When he finally stopped on his back, however, he was treated to a sight dangerous to his eyes. The faces of the two giants consuming where the sky was supposed to be. Each stern while they kicked the ball, back and forth, keeping it in the air. Each strike making the weak body shiver tighter and tighter into himself.  

W-What am I doing? I can't break down here! It's not safe!

Vanilla rolled onto his stomach, watching the ground below him darken as his tears pelted it. Shaking his head, he rose onto his feet. Wiping his eyes with the sleeve of his shirt, he gazed around the crater. It'd might have been small and shallow and inconsequential to the giants that helped make it.

But to the little Vanilla... it made up the current plane of his world.

“Alright.” Slam! The ball crashed into the ground from underneath the force of Rainbow's shoe. It pressed down on the top of the boulder, its length blocking any possible sunlight over the impression the little body had found himself in. “We both the true way to settle this is on the field. All this does is tucker us out.”

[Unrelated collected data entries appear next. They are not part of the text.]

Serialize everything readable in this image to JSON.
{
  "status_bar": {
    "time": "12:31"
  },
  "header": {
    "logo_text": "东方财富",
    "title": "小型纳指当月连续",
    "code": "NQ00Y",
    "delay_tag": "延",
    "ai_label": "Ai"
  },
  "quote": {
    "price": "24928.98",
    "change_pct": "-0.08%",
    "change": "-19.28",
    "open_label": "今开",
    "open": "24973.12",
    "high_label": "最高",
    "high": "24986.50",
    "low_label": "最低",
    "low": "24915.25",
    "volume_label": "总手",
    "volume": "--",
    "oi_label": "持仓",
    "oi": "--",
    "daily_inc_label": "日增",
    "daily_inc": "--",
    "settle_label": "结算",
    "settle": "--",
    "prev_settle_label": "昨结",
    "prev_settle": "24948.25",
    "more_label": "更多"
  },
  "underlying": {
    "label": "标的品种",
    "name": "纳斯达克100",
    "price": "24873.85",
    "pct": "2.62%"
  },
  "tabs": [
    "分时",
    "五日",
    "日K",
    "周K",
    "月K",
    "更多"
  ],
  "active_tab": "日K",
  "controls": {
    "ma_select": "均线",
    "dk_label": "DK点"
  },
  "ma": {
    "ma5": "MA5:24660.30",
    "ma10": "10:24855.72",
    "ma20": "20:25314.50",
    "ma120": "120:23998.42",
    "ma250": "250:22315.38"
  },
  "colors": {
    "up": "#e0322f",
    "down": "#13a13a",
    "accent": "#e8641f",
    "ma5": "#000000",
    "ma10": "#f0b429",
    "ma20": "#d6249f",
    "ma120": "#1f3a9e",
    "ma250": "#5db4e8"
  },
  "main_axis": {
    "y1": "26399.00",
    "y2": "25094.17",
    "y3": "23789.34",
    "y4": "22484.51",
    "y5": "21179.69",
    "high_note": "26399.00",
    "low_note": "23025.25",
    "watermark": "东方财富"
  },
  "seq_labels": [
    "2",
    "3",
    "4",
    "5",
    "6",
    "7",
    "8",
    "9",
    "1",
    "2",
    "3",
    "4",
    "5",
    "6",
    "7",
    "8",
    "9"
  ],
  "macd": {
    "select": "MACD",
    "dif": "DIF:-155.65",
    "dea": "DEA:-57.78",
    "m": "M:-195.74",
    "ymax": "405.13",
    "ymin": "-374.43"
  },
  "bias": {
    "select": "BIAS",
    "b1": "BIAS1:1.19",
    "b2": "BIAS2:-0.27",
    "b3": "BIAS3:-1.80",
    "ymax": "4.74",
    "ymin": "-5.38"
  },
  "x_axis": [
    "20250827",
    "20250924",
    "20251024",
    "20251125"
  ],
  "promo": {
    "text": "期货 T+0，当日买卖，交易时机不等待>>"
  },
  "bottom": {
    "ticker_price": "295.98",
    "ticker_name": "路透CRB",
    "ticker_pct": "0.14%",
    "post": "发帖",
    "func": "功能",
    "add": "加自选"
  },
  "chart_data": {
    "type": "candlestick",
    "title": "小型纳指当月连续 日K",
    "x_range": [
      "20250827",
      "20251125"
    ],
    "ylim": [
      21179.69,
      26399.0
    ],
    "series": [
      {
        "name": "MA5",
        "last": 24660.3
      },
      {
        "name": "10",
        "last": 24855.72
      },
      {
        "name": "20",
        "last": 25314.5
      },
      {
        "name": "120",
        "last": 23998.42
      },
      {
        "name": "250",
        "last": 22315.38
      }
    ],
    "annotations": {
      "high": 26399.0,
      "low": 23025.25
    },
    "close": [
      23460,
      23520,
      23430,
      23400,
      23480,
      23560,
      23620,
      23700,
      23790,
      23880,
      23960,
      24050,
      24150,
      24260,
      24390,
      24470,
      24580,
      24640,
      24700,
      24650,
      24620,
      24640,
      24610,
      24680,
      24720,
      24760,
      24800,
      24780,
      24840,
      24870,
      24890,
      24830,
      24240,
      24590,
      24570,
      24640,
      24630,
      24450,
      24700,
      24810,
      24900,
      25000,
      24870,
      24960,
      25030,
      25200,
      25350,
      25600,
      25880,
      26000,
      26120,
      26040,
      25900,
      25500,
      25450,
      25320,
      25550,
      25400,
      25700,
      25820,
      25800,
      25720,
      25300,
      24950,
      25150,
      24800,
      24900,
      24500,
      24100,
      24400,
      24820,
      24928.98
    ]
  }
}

“Don't think there's anyone around doubting your energy.” Applejack's feet crashed down on either side of the imprint of her boot. Two giants standing on either side, across from each other, making the tiny boy between them feel even smaller with their joint massive presences. “But the problem is you ain't got the endurance to hold it. One big burst and then you're done. No way you're making consistent progress with that.”

“Heh.” Rainbow shook her head, whipping droplets of sweat against Applejack's cheek. “Says you.”

“H-Hey! Why you.”

Vanilla stumbled back a few steps, the back of his foot catching against a ridge from the ground. His body tumbled over it, and he slammed onto his back in a miniature explosion of dirt. Every breath burned his lungs with the polluted air. Each taste of oxygen harder to swallow.

But the tainted breathing faded from his mind once his eyes had laid on the sight above. Following the legs sprawling into the sky on either side, exposed blue legs and blue-denim covered pillars, spouting that further upward, to the planets that were faces shaking about.  

And their hair. Those waterfalls of prismatic strands like an ocean of colour crashing against the sky, each turn of their heads whipping the waves of hair in different directions, flying above and then falling above, their tips striking out before plucking back inwards.  

It was like a sprawling screen, something broader than what the eye could see, a sheen to every hair. It glowed, in a way. Majestic and flowing. Curving inward and out like a proper current, like an actual wave, something old made new due to a difference of perspective and size. But, much like the sea itself, there was a secondary effect to the coursing ocean above.  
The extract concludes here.